Lenta.ru : Si je comprends bien, ces règles ont une telle importance pour les gens qu’ils sont prêts à tuer leurs propres enfants afin que personne ne pense du mal d’eux ?
R.G. : Les codes traditionnels de conduite déterminent pour beaucoup l’ordre intérieur, les mécanismes de la vie sociale dans le Caucase du Nord. Ça concerne autant les parents que les enfants, les hommes que les femmes. Ces codes sont pieusement observés de génération en génération. Et même les années 1990 – une période révolutionnaire, au fond – n’ont changé que peu de chose. À l’inverse, l’influence du droit coutumier, tout comme les positions religieuses, d’ailleurs, se renforcent et s’affermissent de jour en jour.
Ce qui est regrettable, c’est que l’État n’accorde pas à ce phénomène l’attention qu’il faudrait : il n’y a pas de structures civiles qui pourraient faire de la sensibilisation. Il n’y a pas de plan de travail précis qui dirait quoi faire, comment le faire et qui doit s’en charger. Un individu se retrouve confronté à un problème et le résout sous le coup de la colère, de l’émotion, et c’est ce qui conduit à ces conséquences malheureuses.
Lenta.ru : Un père qui lave la honte dans le sang de sa fille acquiert-il ensuite le respect ?
R.G. : Malheureusement, c’est une loi non écrite qui intervient ici : en appliquant le châtiment, la personne sera moins blâmée que si elle avait laissé les choses en l’état. Bien sûr qu’un père n’acquiert pas le respect par un tel acte, mais du moins, il évite la honte. Et ce même si du point de vue de la culture religieuse, un crime est un crime, et qu’il est condamné par toutes les religions.

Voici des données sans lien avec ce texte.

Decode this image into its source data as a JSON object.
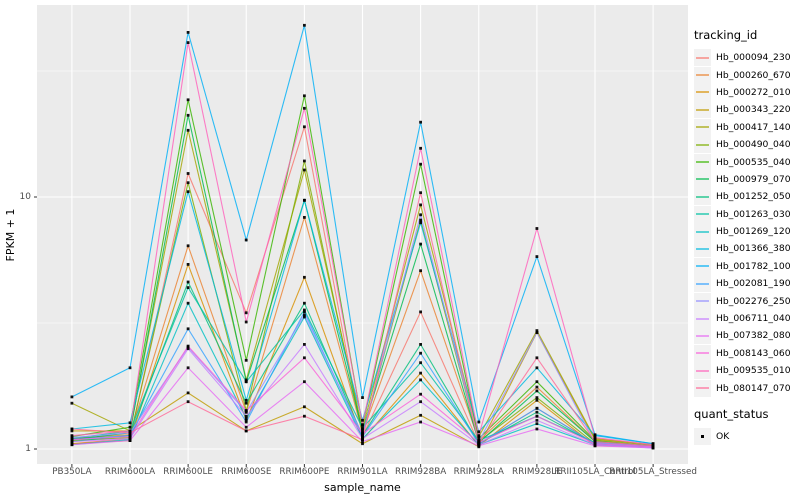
{
  "axes": {
    "x_title": "sample_name",
    "y_title": "FPKM + 1"
  },
  "legend": {
    "tracking_title": "tracking_id",
    "quant_title": "quant_status",
    "quant_label": "OK"
  },
  "chart_data": {
    "type": "line",
    "title": "",
    "xlabel": "sample_name",
    "ylabel": "FPKM + 1",
    "y_scale": "log10",
    "ylim": [
      0.93,
      58
    ],
    "grid": true,
    "legend_position": "right",
    "panel_bg": "#EBEBEB",
    "grid_color": "#FFFFFF",
    "tick_color": "#333333",
    "tick_label_color": "#4d4d4d",
    "point_color": "#000000",
    "quant_status": "OK",
    "y_ticks": [
      1,
      10
    ],
    "y_tick_labels": [
      "1",
      "10"
    ],
    "y_minor": [
      3.1623,
      31.623
    ],
    "categories": [
      "PB350LA",
      "RRIM600LA",
      "RRIM600LE",
      "RRIM600SE",
      "RRIM600PE",
      "RRIM901LA",
      "RRIM928BA",
      "RRIM928LA",
      "RRIM928LE",
      "RRII105LA_Control",
      "RRII105LA_Stressed"
    ],
    "series": [
      {
        "name": "Hb_000094_230",
        "color": "#F8766D",
        "values": [
          1.05,
          1.1,
          12.4,
          3.47,
          19.0,
          1.12,
          3.5,
          1.05,
          1.45,
          1.05,
          1.02
        ]
      },
      {
        "name": "Hb_000260_670",
        "color": "#EA8331",
        "values": [
          1.1,
          1.14,
          6.4,
          1.4,
          8.3,
          1.16,
          5.1,
          1.08,
          1.76,
          1.07,
          1.03
        ]
      },
      {
        "name": "Hb_000272_010",
        "color": "#D89000",
        "values": [
          1.05,
          1.08,
          5.4,
          1.3,
          4.8,
          1.09,
          2.0,
          1.03,
          1.56,
          1.03,
          1.02
        ]
      },
      {
        "name": "Hb_000343_220",
        "color": "#C09B00",
        "values": [
          1.18,
          1.18,
          1.67,
          1.18,
          1.47,
          1.05,
          1.36,
          1.02,
          2.9,
          1.09,
          1.04
        ]
      },
      {
        "name": "Hb_000417_140",
        "color": "#A3A500",
        "values": [
          1.52,
          1.18,
          18.4,
          1.88,
          12.8,
          1.2,
          9.3,
          1.12,
          2.95,
          1.1,
          1.04
        ]
      },
      {
        "name": "Hb_000490_040",
        "color": "#7CAE00",
        "values": [
          1.08,
          1.11,
          11.4,
          1.42,
          13.9,
          1.15,
          8.1,
          1.07,
          1.6,
          1.05,
          1.02
        ]
      },
      {
        "name": "Hb_000535_040",
        "color": "#39B600",
        "values": [
          1.12,
          1.22,
          24.3,
          2.25,
          25.2,
          1.24,
          13.5,
          1.1,
          1.85,
          1.08,
          1.03
        ]
      },
      {
        "name": "Hb_000979_070",
        "color": "#00BB4E",
        "values": [
          1.09,
          1.16,
          21.1,
          1.85,
          9.7,
          1.18,
          6.5,
          1.06,
          1.7,
          1.07,
          1.02
        ]
      },
      {
        "name": "Hb_001252_050",
        "color": "#00BF7D",
        "values": [
          1.07,
          1.13,
          4.6,
          1.52,
          3.79,
          1.13,
          2.6,
          1.05,
          1.4,
          1.05,
          1.02
        ]
      },
      {
        "name": "Hb_001263_030",
        "color": "#00C1A3",
        "values": [
          1.1,
          1.18,
          4.37,
          1.85,
          3.56,
          1.21,
          2.2,
          1.08,
          1.35,
          1.06,
          1.03
        ]
      },
      {
        "name": "Hb_001269_120",
        "color": "#00BFC4",
        "values": [
          1.04,
          1.09,
          3.79,
          1.32,
          3.34,
          1.1,
          1.88,
          1.04,
          1.26,
          1.04,
          1.01
        ]
      },
      {
        "name": "Hb_001366_380",
        "color": "#00BAE0",
        "values": [
          1.2,
          1.27,
          10.5,
          1.56,
          9.7,
          1.3,
          7.9,
          1.17,
          2.1,
          1.13,
          1.05
        ]
      },
      {
        "name": "Hb_001782_100",
        "color": "#00B0F6",
        "values": [
          1.61,
          2.1,
          45.0,
          6.75,
          48.0,
          1.6,
          19.8,
          1.28,
          5.8,
          1.14,
          1.05
        ]
      },
      {
        "name": "Hb_002081_190",
        "color": "#35A2FF",
        "values": [
          1.09,
          1.13,
          3.0,
          1.28,
          3.5,
          1.12,
          2.4,
          1.05,
          1.45,
          1.05,
          1.02
        ]
      },
      {
        "name": "Hb_002276_250",
        "color": "#9590FF",
        "values": [
          1.11,
          1.16,
          2.54,
          1.4,
          3.4,
          1.14,
          8.5,
          1.07,
          2.9,
          1.06,
          1.02
        ]
      },
      {
        "name": "Hb_006711_040",
        "color": "#C77CFF",
        "values": [
          1.07,
          1.1,
          2.5,
          1.35,
          2.6,
          1.1,
          1.54,
          1.04,
          1.3,
          1.04,
          1.01
        ]
      },
      {
        "name": "Hb_007382_080",
        "color": "#E76BF3",
        "values": [
          1.04,
          1.08,
          2.1,
          1.22,
          1.85,
          1.07,
          1.28,
          1.03,
          1.2,
          1.03,
          1.01
        ]
      },
      {
        "name": "Hb_008143_060",
        "color": "#FA62DB",
        "values": [
          1.09,
          1.12,
          2.56,
          1.42,
          2.3,
          1.15,
          1.65,
          1.06,
          1.35,
          1.05,
          1.02
        ]
      },
      {
        "name": "Hb_009535_010",
        "color": "#FF62BC",
        "values": [
          1.13,
          1.18,
          41.0,
          3.19,
          22.5,
          1.25,
          15.6,
          1.13,
          7.5,
          1.11,
          1.04
        ]
      },
      {
        "name": "Hb_080147_070",
        "color": "#FF6A98",
        "values": [
          1.2,
          1.16,
          1.54,
          1.18,
          1.35,
          1.09,
          10.4,
          1.05,
          2.3,
          1.07,
          1.03
        ]
      }
    ]
  }
}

Lenta.ru : Quelle est la position de l’islam traditionnel à l’égard de ces pratiques ?
R.G. : Il les condamne fermement. Parce que le principe qui repose à la base de la religion est « Tu ne tueras point ». Nous sommes dans un cas où la tradition et le droit coutumier sont en contradiction avec les normes de la charia. Il faut comprendre que le droit coutumier est hérité quand les versets du Coran sont respectés. Il est logique que le droit coutumier ne cède pas face aux versets parce qu’il s’agit d’une norme historiquement établie. Mais dans certaines situations, le droit coutumier est utile et peut parfaitement correspondre aux conceptions religieuses. On convoque les anciens, qui s’efforcent d’influer d’une façon ou d’une autre pour que les crimes de ce genre ne se reproduisent pas. Cette dernière affaire, l’histoire de ce père qui a égorgé ses deux filles, a eu une forte résonance, l’opinion publique a condamné son geste. Mais évidemment, ça ne ramènera pas ces enfants à la vie.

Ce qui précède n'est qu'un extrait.